7:15-17   The Setting of the Birth of Christ      Jesus was born into poverty (2 Corinthians 8:9). This is indicated by curds and honey. Curds come from the milk of an animal that can forage. The animal can move around and be hidden. When an occupying army is all around, farmers cannot plant and be sure they will be the ones to eat their crop. This poverty resulted from Judah being subject to foreign powers: Assyria, Babylonia, Persia, Greece, and Rome. This was how Ahaz’s sin affected his people; the nation crumbled. Then into these stark consequences of His people’s sin, the Son of David would be born to lay claim to a non-existent throne, as far as the world was concerned. In the time of the Romans, Joseph and Mary, a poor man and woman, would be given the privilege to raise the newborn Son of David. There were so poor they could only offer a pair of doves or two young pigeons.  (Compare Luke 2:22-24 with Leviticus 12:7,8.)


Though the kings of Aram and Israel would afflict Judah no more, Judah would be overwhelmed by the King of Assyria, a flood reaching to the neck (8:8). Living under Gentile domination would be a tragedy comparable to the breakup of Israel when 10 tribes revolted against the House of David to form another nation (1 Kings 12:20). Yet, a stump would survive (6:13).   
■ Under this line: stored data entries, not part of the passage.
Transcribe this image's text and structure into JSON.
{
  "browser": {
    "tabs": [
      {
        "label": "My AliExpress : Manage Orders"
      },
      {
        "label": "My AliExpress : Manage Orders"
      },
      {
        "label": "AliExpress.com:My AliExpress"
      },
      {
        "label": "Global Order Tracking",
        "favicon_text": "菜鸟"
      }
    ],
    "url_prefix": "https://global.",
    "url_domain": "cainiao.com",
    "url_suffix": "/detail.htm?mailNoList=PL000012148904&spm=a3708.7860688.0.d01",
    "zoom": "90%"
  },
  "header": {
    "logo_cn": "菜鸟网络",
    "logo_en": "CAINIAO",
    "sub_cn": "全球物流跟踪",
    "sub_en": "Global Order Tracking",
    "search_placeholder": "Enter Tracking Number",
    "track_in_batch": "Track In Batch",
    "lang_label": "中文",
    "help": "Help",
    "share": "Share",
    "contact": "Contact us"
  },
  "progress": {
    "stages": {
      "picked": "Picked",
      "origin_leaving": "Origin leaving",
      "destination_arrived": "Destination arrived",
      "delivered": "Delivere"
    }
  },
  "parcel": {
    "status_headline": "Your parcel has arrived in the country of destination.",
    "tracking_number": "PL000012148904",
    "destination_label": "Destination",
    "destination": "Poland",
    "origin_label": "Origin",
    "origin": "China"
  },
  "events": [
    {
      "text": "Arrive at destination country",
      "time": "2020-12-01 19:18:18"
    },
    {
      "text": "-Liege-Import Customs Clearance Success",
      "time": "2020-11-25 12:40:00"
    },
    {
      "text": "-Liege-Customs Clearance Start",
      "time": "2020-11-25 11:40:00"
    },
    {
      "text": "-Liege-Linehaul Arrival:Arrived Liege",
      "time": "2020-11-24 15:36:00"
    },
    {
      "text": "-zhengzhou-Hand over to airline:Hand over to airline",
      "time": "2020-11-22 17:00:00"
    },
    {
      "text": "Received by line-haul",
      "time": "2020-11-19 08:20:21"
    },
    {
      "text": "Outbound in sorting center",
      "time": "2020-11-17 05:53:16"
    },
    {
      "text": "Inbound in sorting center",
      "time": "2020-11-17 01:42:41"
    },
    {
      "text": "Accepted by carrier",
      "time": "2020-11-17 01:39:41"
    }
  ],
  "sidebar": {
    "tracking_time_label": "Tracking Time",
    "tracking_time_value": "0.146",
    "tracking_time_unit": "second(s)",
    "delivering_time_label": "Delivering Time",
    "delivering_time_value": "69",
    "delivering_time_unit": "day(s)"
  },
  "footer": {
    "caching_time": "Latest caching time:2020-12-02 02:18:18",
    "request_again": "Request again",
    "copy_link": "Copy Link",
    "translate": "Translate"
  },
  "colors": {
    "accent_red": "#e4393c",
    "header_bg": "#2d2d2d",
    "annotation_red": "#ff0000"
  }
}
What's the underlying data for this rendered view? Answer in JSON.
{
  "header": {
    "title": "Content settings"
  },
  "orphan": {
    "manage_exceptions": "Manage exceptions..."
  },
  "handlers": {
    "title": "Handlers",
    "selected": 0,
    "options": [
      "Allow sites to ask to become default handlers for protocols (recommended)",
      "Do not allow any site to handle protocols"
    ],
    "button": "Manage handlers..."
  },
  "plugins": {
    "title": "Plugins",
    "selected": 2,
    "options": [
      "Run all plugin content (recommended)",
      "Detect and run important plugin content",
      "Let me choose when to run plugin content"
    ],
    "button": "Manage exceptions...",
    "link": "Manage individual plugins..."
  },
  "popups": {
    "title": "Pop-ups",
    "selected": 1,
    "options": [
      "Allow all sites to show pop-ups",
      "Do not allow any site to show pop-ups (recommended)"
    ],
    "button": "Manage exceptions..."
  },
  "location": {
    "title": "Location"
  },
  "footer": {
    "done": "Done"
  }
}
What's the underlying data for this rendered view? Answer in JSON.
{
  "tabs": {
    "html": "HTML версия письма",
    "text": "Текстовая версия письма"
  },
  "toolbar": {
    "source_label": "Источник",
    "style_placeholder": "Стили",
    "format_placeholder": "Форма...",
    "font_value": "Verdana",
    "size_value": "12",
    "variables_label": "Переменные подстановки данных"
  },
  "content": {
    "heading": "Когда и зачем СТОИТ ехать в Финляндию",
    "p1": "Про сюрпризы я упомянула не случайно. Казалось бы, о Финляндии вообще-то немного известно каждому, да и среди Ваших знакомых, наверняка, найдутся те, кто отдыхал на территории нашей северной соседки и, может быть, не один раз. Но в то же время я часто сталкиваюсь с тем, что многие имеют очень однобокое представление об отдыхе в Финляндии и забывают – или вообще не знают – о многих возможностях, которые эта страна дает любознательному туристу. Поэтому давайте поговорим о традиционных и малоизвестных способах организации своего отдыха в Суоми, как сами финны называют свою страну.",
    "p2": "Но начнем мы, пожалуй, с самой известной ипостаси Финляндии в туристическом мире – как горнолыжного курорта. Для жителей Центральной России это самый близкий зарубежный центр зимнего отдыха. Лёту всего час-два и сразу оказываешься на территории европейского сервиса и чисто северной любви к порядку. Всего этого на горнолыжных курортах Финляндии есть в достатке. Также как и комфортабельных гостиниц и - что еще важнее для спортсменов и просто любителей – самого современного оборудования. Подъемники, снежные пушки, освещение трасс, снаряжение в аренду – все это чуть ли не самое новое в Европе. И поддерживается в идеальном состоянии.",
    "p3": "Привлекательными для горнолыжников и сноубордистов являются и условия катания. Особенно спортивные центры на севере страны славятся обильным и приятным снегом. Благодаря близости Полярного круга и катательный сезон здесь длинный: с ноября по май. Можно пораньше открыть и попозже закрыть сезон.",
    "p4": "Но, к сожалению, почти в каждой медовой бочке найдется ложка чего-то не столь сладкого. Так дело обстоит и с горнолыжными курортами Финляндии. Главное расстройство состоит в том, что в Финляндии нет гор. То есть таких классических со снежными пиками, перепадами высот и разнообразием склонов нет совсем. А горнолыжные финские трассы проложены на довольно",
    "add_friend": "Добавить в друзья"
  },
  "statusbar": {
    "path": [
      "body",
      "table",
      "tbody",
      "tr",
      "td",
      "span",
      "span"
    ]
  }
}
7:17-25  The Assyrian Invasion   Egypt gets brief mention.  Some in the king’s court probably counseled that they seek Egypt’s assistance. Later, Judah would unite in the sinful policy of making Egypt their trust (Isaiah 29-31). Years later, Egypt did come but not to help. They removed King Jehoahaz and took him captive to Egypt (2 Chronicles 36:2-4). So the mention of Egypt in Isaiah 7 fits in. However, at that time, Assyria was the overwhelming power.


The Lord would bring the king of Assyria, a sovereign decision and act of God. They would come in overwhelming numbers like a swarm of bees, and they would be everywhere; there was no place to hide. If one seeks to hide in caves from the fear of the Lord (2:19), there they would find enemy soldiers in the crevices of the rocks (7:19)!  Like a razor cutting off every hair before it, the Assyrians would come with no one to stop them till they surrounded the walls of Jerusalem in Isaiah 36 & 37. In ancient times shaving off a man’s beard was an act of humiliation. Much attention is given to the burdens of daily life especially hardship in the loss of food.



There was a Son Who would come in the line of David. The House of David would not be replaced by some unknown son of Tabeel. Instead, a Son called Immanuel would be born to a virgin (v.14). “He will be great and will be called the Son of the Most High. The Lord God will give to him the throne of his father David, and he will reign over the house of Jacob forever; his kingdom will never end”   (Luke 1:32,33).